I'm stuck with all this confusing encoding stuff. I have a file containing Chinese subs. I actually believe it is UTF-8 because using this in Notepad++ gives me a very good result. If I set gb2312 the Chinese part is still fine, but I will see some UTF8 code not being converted.
The goal is to loop through the text in the file and count how many times the different chars come up.
import os
import re
import io
character_dict = {}
for dirname, dirnames, filenames in os.walk('.'):
for filename in filenames:
if "srt" in filename:
import codecs
f = codecs.open(filename, 'r', 'gb2312', errors='ignore')
s = f.read()
# deleting {}
s = re.sub('{[^}]+}', '', s)
# deleting every line that does not start with a chinese char
s = re.sub(r'(?m)^[A-Z0-9a-z].*\n?', '', s)
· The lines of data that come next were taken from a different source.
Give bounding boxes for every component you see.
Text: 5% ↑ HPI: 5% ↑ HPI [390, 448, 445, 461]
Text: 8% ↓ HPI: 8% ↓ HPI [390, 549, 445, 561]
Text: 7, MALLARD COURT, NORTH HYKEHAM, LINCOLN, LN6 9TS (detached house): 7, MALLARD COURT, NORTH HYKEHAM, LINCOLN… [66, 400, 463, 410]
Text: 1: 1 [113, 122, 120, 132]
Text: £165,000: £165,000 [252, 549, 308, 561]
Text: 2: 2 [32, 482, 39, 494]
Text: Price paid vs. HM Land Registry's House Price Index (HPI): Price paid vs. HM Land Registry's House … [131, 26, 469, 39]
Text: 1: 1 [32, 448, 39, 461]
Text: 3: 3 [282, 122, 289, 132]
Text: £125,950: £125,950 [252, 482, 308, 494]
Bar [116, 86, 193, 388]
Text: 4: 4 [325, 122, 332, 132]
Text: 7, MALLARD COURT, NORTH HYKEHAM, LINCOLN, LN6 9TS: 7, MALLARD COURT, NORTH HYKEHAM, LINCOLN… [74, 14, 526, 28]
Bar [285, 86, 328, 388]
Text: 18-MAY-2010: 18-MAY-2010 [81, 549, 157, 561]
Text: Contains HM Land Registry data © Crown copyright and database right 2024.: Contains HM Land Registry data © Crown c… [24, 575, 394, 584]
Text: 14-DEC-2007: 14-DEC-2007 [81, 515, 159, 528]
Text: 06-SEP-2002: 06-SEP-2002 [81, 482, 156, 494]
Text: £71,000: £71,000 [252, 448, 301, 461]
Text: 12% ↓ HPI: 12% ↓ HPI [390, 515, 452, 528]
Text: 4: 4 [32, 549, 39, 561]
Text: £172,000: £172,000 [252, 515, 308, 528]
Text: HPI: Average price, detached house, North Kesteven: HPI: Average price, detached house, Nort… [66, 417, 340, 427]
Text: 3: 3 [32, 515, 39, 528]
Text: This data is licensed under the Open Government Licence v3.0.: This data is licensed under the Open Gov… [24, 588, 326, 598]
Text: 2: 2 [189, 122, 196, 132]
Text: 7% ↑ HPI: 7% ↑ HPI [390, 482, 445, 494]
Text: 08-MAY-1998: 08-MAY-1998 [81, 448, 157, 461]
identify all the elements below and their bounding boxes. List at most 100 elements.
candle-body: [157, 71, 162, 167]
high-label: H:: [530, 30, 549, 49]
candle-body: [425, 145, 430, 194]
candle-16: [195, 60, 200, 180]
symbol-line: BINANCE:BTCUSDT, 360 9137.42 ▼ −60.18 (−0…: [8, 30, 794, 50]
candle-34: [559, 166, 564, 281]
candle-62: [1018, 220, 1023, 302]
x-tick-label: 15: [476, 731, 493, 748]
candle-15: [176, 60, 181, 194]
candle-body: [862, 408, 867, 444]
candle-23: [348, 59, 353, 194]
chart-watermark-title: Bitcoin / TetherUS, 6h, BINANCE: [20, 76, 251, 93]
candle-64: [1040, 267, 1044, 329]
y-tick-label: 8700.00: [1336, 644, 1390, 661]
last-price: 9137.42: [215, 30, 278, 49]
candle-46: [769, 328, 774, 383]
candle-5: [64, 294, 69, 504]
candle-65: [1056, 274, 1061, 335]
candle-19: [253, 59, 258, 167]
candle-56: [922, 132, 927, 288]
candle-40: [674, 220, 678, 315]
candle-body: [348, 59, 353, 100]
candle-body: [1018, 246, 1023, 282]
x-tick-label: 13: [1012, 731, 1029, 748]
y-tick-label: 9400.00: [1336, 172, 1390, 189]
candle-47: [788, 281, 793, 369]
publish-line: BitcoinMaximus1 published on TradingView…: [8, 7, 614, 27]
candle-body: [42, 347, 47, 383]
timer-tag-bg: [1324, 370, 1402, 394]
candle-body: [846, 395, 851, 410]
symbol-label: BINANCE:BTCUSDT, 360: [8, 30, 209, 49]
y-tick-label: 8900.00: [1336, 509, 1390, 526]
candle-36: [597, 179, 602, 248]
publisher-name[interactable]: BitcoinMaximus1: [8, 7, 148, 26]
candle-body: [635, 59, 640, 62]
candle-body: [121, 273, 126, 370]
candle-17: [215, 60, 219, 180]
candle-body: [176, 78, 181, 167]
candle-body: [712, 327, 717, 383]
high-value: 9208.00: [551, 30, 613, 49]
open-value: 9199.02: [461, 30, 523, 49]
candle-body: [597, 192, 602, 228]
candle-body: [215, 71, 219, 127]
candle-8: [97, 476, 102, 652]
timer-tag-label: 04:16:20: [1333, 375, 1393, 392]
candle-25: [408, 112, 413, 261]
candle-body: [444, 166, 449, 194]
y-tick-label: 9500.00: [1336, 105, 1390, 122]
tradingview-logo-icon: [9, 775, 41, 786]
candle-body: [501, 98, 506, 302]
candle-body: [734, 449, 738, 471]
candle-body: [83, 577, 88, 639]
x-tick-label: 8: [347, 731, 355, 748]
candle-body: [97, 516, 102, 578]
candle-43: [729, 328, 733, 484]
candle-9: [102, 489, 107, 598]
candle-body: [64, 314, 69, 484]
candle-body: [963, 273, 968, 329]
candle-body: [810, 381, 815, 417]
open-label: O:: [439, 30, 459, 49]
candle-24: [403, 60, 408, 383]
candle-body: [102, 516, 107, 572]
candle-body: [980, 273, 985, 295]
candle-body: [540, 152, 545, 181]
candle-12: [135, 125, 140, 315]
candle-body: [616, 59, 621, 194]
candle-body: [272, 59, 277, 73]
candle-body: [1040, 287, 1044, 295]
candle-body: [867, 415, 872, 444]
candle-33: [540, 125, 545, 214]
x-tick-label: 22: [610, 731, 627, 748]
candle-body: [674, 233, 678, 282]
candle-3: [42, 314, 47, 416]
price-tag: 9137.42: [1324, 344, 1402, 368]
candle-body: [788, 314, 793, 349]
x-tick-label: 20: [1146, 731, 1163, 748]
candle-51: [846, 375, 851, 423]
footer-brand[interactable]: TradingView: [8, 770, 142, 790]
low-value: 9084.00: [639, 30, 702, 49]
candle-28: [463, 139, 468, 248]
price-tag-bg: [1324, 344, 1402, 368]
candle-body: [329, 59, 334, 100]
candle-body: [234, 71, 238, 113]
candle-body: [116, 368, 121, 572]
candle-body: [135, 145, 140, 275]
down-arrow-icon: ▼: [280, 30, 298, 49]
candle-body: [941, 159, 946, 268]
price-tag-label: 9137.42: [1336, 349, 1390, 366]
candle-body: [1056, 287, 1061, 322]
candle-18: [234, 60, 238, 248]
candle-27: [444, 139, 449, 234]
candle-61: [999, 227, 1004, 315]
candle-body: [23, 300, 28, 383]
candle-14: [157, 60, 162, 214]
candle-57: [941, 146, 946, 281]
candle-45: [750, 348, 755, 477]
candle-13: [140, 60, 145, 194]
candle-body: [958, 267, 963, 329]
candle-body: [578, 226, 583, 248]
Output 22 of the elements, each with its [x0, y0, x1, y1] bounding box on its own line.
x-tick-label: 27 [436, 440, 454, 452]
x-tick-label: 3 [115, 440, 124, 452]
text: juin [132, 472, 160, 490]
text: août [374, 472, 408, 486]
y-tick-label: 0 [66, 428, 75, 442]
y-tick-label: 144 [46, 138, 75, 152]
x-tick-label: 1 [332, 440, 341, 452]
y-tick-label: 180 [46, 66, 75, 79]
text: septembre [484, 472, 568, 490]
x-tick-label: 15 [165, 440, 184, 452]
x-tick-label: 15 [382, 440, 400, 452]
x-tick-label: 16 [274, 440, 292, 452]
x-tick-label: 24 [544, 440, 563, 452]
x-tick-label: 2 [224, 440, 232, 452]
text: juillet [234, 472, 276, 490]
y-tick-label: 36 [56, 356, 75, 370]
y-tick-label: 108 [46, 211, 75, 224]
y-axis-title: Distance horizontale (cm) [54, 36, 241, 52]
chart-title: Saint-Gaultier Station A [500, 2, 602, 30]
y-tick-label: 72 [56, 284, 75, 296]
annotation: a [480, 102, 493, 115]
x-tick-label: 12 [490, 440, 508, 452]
# delete non chinese chars
s = re.sub(r'[\s\.A-Za-z0-9\?\!\\/\-\"\,\*]', '', s)
#print s
s = s.encode('gb2312')
print s
for c in s:
#print c
pass
This will actually give me the complete Chinese text. But when I print out the loop on the bottom I just get questionmarks instead of the single chars.
Also note I said it is UTF8, but I have to use gb2312 for encoding and as the setting in my gnome-terminal. If I set it to UTF8 in the code i just get trash no matter if I set my terminal to UTF8 or gb2312. So maybe this file is not UTF8 after all!?
In any case s contains the full Chinese text. Why can't I loop it?
Please help me to understand this. It is very confusing for me and the docs are getting me nowhere. And google just leads me to similar problems that somebody solves, but there is no explanation so far that helped me understand this.